I invite you, too, not to worry that someone is going to “steal” your idea—an agent or editor or another writer. We’re really not going to. I promise. From this side, the publishing side, we have so many ideas floating around us at any moment that there’s just no time to cherry pick one, hand it to another author, and let them write a whole book about it. You and another author might have the same idea at the same time, whether it’s about a stowaway owl or WWII female fighter pilots or a witch that does a certain thing and you can’t do anything about that either. We already talked about how there’s nothing new under the sun, expect what you do with it. So go do it.
[For those of you agog that I could write a picture book text that fast, my agent could send it out that fast, and editors could read it that fast, believe me, I was surprised, too.

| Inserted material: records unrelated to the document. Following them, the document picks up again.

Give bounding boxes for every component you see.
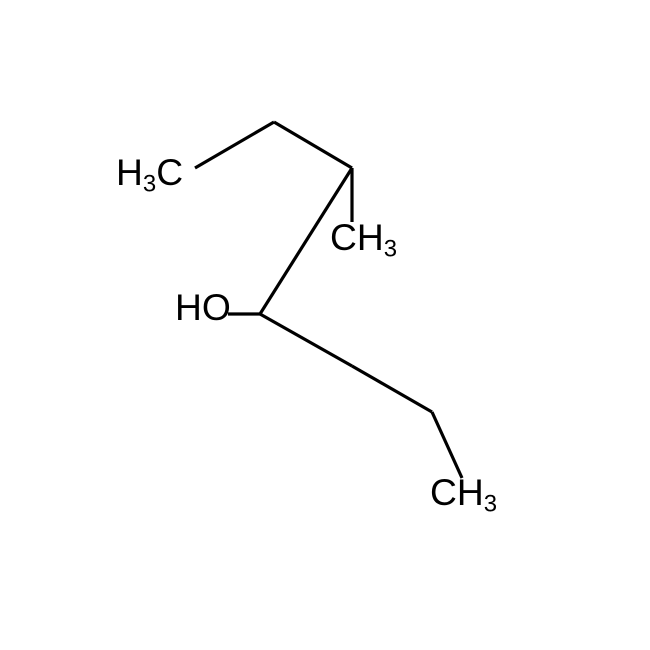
bond-c4-c5 bbox=[260, 314, 352, 366]
molecule-diagram: H3C CH3 HO CH3 bbox=[0, 0, 650, 650]
atom-label-layer: H3C CH3 HO CH3 bbox=[116, 151, 497, 518]
bond-c1-c2 bbox=[195, 122, 274, 168]
atom-label-c1_label: H3C bbox=[116, 151, 183, 198]
bond-c6-c7 bbox=[432, 412, 462, 478]
bond-c5-c6 bbox=[352, 366, 432, 412]
bond-layer bbox=[195, 122, 462, 478]
bond-c2-c3 bbox=[274, 122, 352, 168]
atom-label-c6_label: CH3 bbox=[430, 471, 497, 518]
atom-label-c3_me: CH3 bbox=[330, 216, 397, 263]
atom-label-c3_oh: HO bbox=[175, 286, 231, 328]
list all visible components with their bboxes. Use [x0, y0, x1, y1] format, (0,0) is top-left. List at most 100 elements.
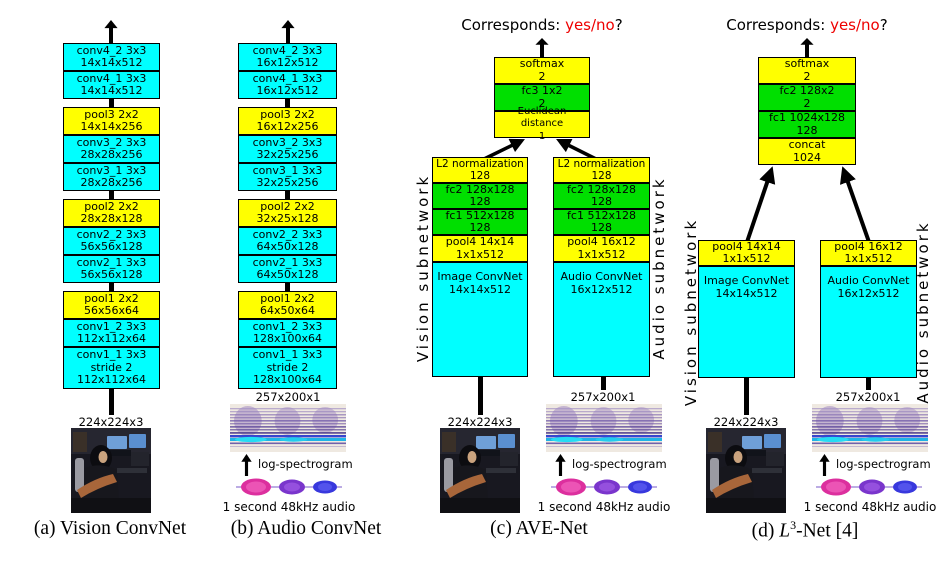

I highly, highly, highly doubt that would happen again for me, for several reasons, but believe it was purely a function of the timeliness of the story and the likelihood, a certainty we would come to find out, that someone else was also doing it, too. This kind of turnaround comes at a high cost (thank you, Michael!) and one that cannot happen repeatedly, especially now. Just because it can happen that fast, doesn’t mean it should, or that it should happen that fast routinely. It might have had the tiniest, tiniest little bit to do with some editors knowing my name, but not as much as you would think (considering the response times of my other projects, lol). So, yes it happened quickly. I was lucky. It will never happen that fast for me again.]
I probably am not going to write another ripped from the headlines picture book. It’s taxing. But I’d happily write one about another owl. (Editors, call Michael.)
OXOXOXOX,
Kate
One of the most devastating, DEVASTATING things for me was, when I was a year and a half into a project, about 250,000 words of research and manuscript written, was clicking a goodreads contest from Twitter, only to find that the book was EXACTLY like the book I was writing. The only difference I think was choir kids vs band kids. The MC even had my dog's name.
I get that there is nothing new under the sun, but this book was so similar to what I was writing--I had to scrap the whole thing. I cried about it. I was really angry. I still, out of spite, haven't read that other book.
I wish I was a faster writer sometimes. Or a better writer. Or that my good ideas were more frequent.
I had a weird few moments where something I'd sent to a workshop that was 'unrealistic' in a sci-fi story later popped up in physics news. Black hole cosmogony isn't new, but the way it was written about looked just like dialogue I was writing. And then there were the wormholes... oh the wormholes.
Still not published the book. I'm on the fence about querying it when 80% of my fanbase says to go self-pub, but I feel the book might benefit from that longer process. We'll see. They are doing a good job of convincing me at the moment.